I'm a lucky lucky man  ;D
Title: Re: A quick hypothetical
Post by: Mister on September 03, 2009, 09:45:34 AM
Since I am post-op with realistic results, I've also considered this hypothetical.  Seeing as how I'm in a LT relationship, it's very hypothetical.

If I were to be having casual sex with someone, I probably wouldn't mention a thing. 

If I were to be in a relationship that I felt was going to be long-term, I feel it would need to be discussed. Presumably in most long term relationships, condoms are eventually not worn and/or lack of cum would be noticed.  There's typically also conversations about children and while I don't desire any, I'm sure there's dudes that do, so their sterility must be explained, etc.

Also, in years of personal observation, pre- or early- transition FTMs are much more inclined to say they'd be absolutely upfront 100% of the time where post- transition FTMs are more likely to say if someone doesn't need to know, they don't need to know.
Title: Re: A quick hypothetical
Post by: thestory on September 03, 2009, 10:04:33 AM
Quote from: Miniar on September 03, 2009, 03:42:07 AM
I'm not gonna shout my whole "I used to have a vagina!" from the rooftops

;D I'm sorry I just have to express the hilarity of this comment. The image made me laugh pretty hard.

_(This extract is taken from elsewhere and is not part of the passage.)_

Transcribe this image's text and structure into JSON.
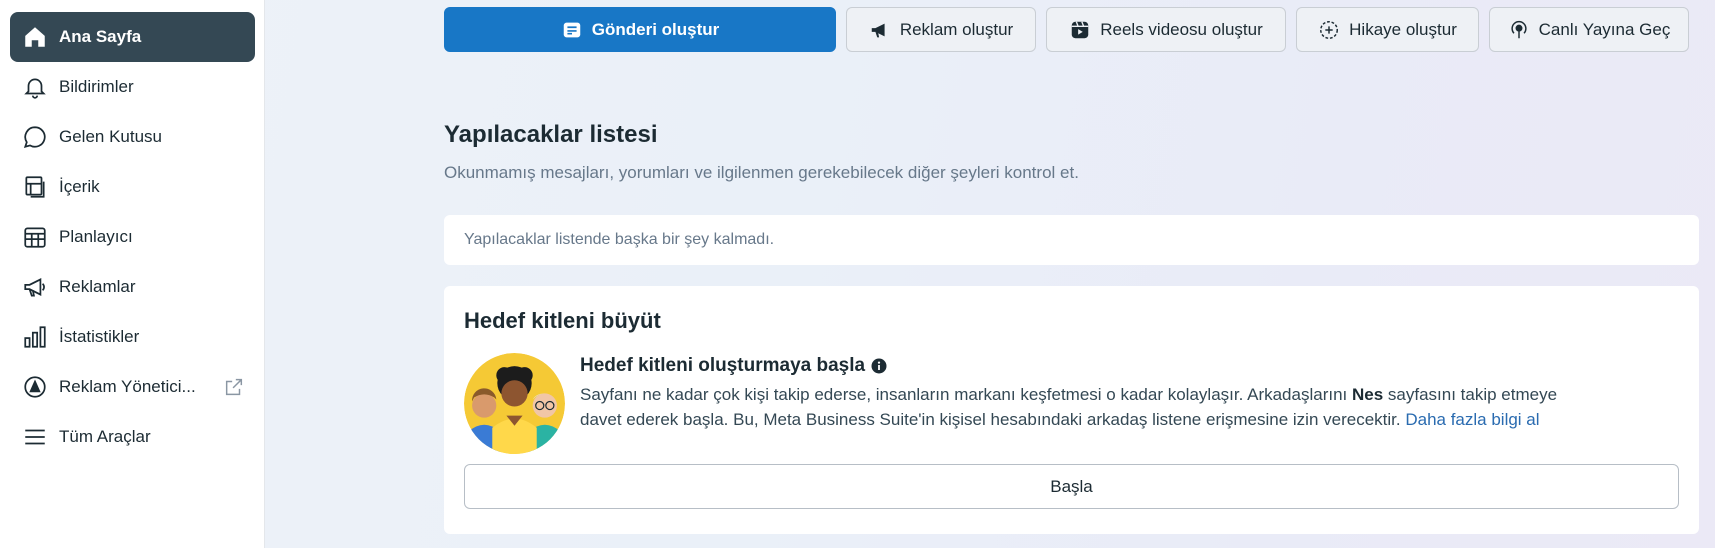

But honestly I would share my history with my significant other. My girlfriend knows already, obviously. I can't always go about passing and I'm pre-everything. And that's not going to change until I'm out of my parents house. They are Highly religious and highly un-supportive in this matter.
Even if I was post everything and everyone recognized me as a man in every sense I think my GF / Spouse has the right to know.
Everybody else doesn't need to know and it isn't their business.
But I don't know the joys of being seen male 24/7 as of yet, so who knows if I would share with someone I was dating unless we got really serious. But someone I'll be with forever? Yes I would tell my spouse.
Title: Re: A quick hypothetical
Post by: sneakersjay on September 03, 2009, 10:41:16 AM
Quote from: Kamren on September 03, 2009, 10:04:33 AMso who knows if I would share with someone I was dating unless we got really serious. But someone I'll be with forever? Yes I would tell my spouse.

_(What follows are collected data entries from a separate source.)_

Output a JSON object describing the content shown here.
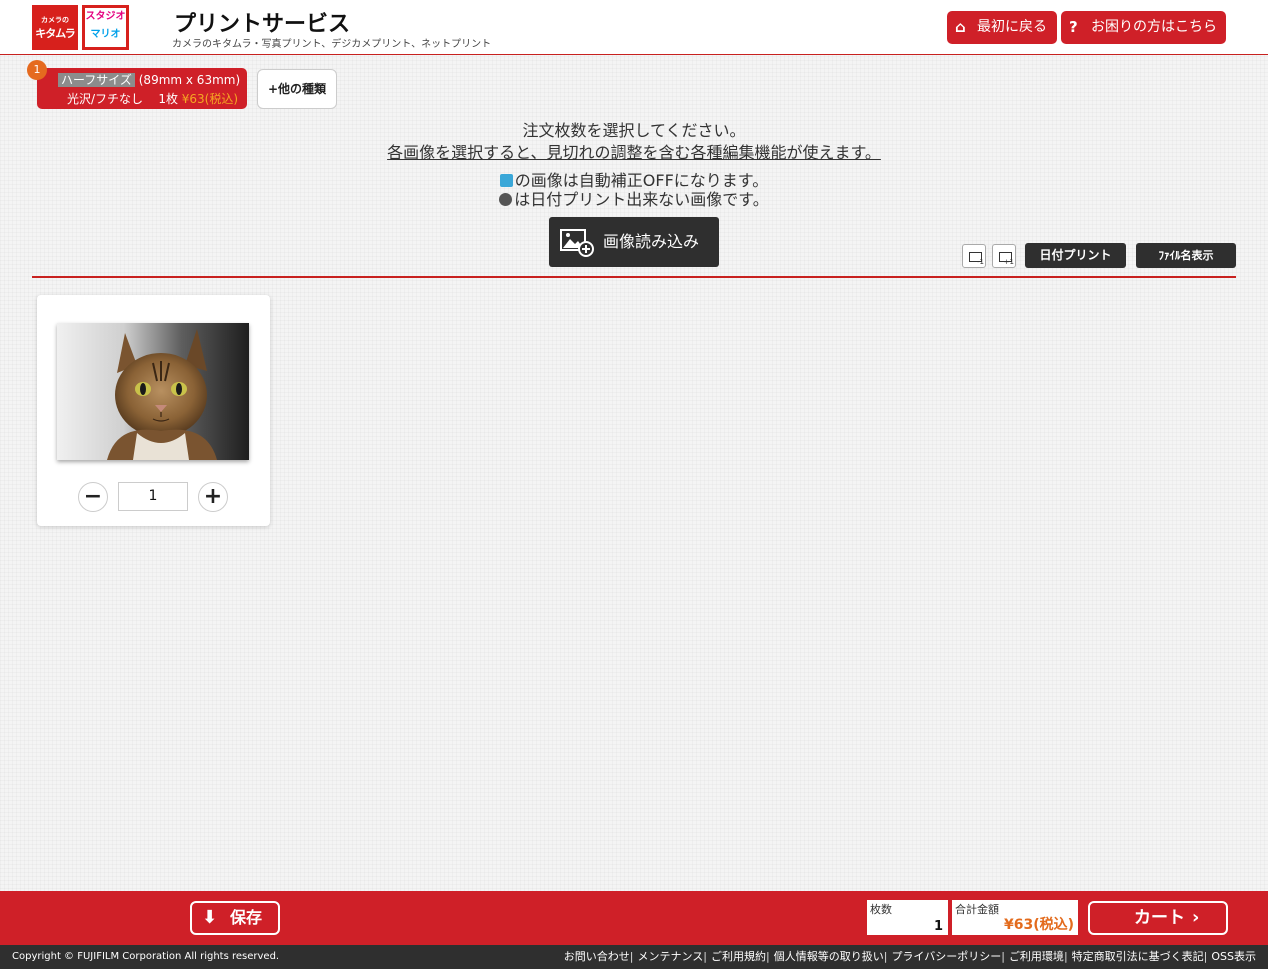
{
  "header": {
    "logo_kitamura_small": "カメラの",
    "logo_kitamura_big": "キタムラ",
    "logo_mario_line1": "スタジオ",
    "logo_mario_line2": "マリオ",
    "title": "プリントサービス",
    "subtitle": "カメラのキタムラ・写真プリント、デジカメプリント、ネットプリント",
    "home_button": "最初に戻る",
    "help_button": "お困りの方はこちら"
  },
  "size_tab": {
    "badge": "1",
    "size_name": "ハーフサイズ",
    "size_dims": "(89mm x 63mm)",
    "finish": "光沢/フチなし",
    "count": "1枚",
    "price": "¥63(税込)"
  },
  "other_types_button": "+他の種類",
  "instructions": {
    "line1": "注文枚数を選択してください。",
    "line2": "各画像を選択すると、見切れの調整を含む各種編集機能が使えます。",
    "line3": "の画像は自動補正OFFになります。",
    "line4": "は日付プリント出来ない画像です。"
  },
  "import_button": "画像読み込み",
  "toolbar": {
    "minus_label": "-1",
    "plus_label": "+1",
    "date_print": "日付プリント",
    "filename_display": "ﾌｧｲﾙ名表示"
  },
  "photo_card": {
    "quantity": "1",
    "minus_glyph": "−",
    "plus_glyph": "+"
  },
  "footer": {
    "save_button": "保存",
    "count_label": "枚数",
    "count_value": "1",
    "total_label": "合計金額",
    "total_value": "¥63(税込)",
    "cart_button": "カート"
  },
  "copyright": "Copyright © FUJIFILM Corporation All rights reserved.",
  "footer_links": [
    "お問い合わせ",
    "メンテナンス",
    "ご利用規約",
    "個人情報等の取り扱い",
    "プライバシーポリシー",
    "ご利用環境",
    "特定商取引法に基づく表記",
    "OSS表示"
  ],
  "colors": {
    "brand_red": "#cf2028",
    "dark_button": "#2f2f2f",
    "price_orange": "#e36b1d"
  }
}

I did some dating earlier in transition but when I was passing 100%.  I had decided to come out to this one woman.  I knew it would end things, and it did.  I've pretty much decided that I'm telling NO dates again, unless it really becomes serious.  Very serious.  Refusal to get intimate will likely end things, or I'll likely end up as one of those guys who mysteriously breaks things off before they get to that point.  She's going to have to be one heck of a woman that I ever come out to again.

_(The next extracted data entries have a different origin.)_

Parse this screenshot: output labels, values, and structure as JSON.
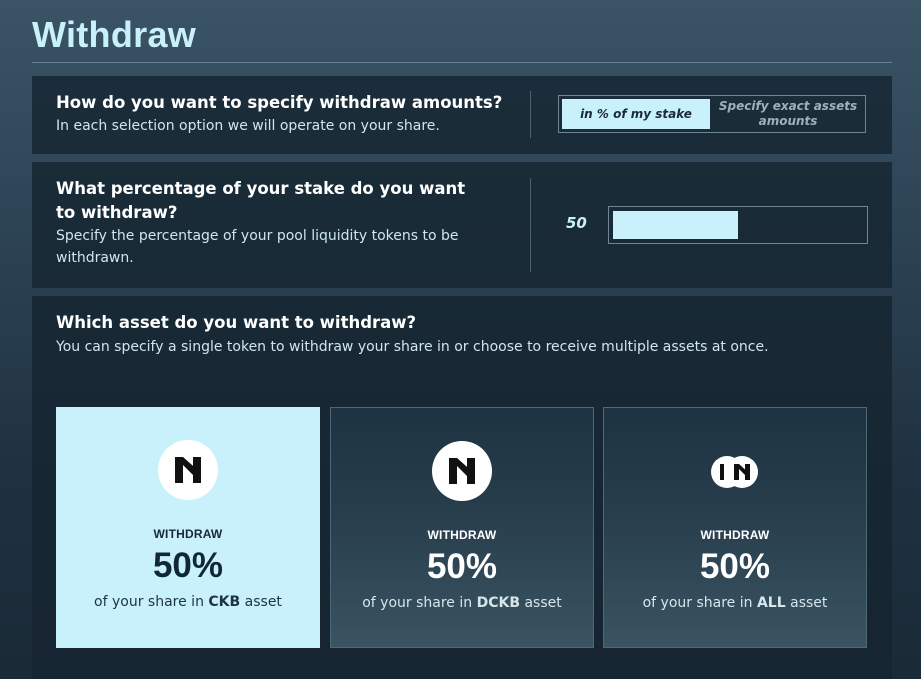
{
  "page": {
    "title": "Withdraw"
  },
  "mode": {
    "question": "How do you want to specify withdraw amounts?",
    "subtitle": "In each selection option we will operate on your share.",
    "options": [
      {
        "label": "in % of my stake",
        "selected": true
      },
      {
        "label": "Specify exact assets amounts",
        "selected": false
      }
    ]
  },
  "percentage": {
    "question": "What percentage of your stake do you want to withdraw?",
    "subtitle": "Specify the percentage of your pool liquidity tokens to be withdrawn.",
    "value": "50",
    "fill_percent": 50
  },
  "asset_selection": {
    "question": "Which asset do you want to withdraw?",
    "subtitle": "You can specify a single token to withdraw your share in or choose to receive multiple assets at once.",
    "assets": [
      {
        "action_label": "WITHDRAW",
        "percent": "50%",
        "desc_prefix": "of your share in",
        "asset": "CKB",
        "desc_suffix": "asset",
        "icon": "nervos-ckb-icon",
        "selected": true
      },
      {
        "action_label": "WITHDRAW",
        "percent": "50%",
        "desc_prefix": "of your share in",
        "asset": "DCKB",
        "desc_suffix": "asset",
        "icon": "nervos-dckb-icon",
        "selected": false
      },
      {
        "action_label": "WITHDRAW",
        "percent": "50%",
        "desc_prefix": "of your share in",
        "asset": "ALL",
        "desc_suffix": "asset",
        "icon": "all-assets-icon",
        "selected": false
      }
    ]
  },
  "colors": {
    "accent": "#c8f1fb",
    "card_bg": "#152430",
    "dark_text": "#18293a"
  }
}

Of course, I'm not dating, and have decided that it's just easier to stay single.

Jay
Title: Re: A quick hypothetical
Post by: thestory on September 03, 2009, 10:59:37 AM
Quote from: sneakersjay on September 03, 2009, 10:41:16 AM
She's going to have to be one heck of a woman that I ever come out to again.

I think if you get with someone who is right for you coming out shouldn't be too bad. Of course I have a supportive girl so I may be biased. But I tend to make it a habit to surround myself with open minded people. So its likely the girls I run across have similar outlooks.
Then again if I were dating someone who didn't know before hand and they took this news badly, I don't think I would be too surprised. It would definitely be something I would anticipate as a possibility.
I suppose that comes with the territory.
Title: Re: A quick hypothetical
Post by: Alex_C on September 03, 2009, 01:00:19 PM
I agree with Mister's post 100%
Title: Re: A quick hypothetical
Post by: Vancha on September 03, 2009, 02:12:29 PM
I also agree with Mister's post.
If I were able to escape suspicion in a casual sexual relationship, then I probably would let it slide.  I don't think I have much of a "trans identity".  But there are definitely things to be mentioned, particularly infertility.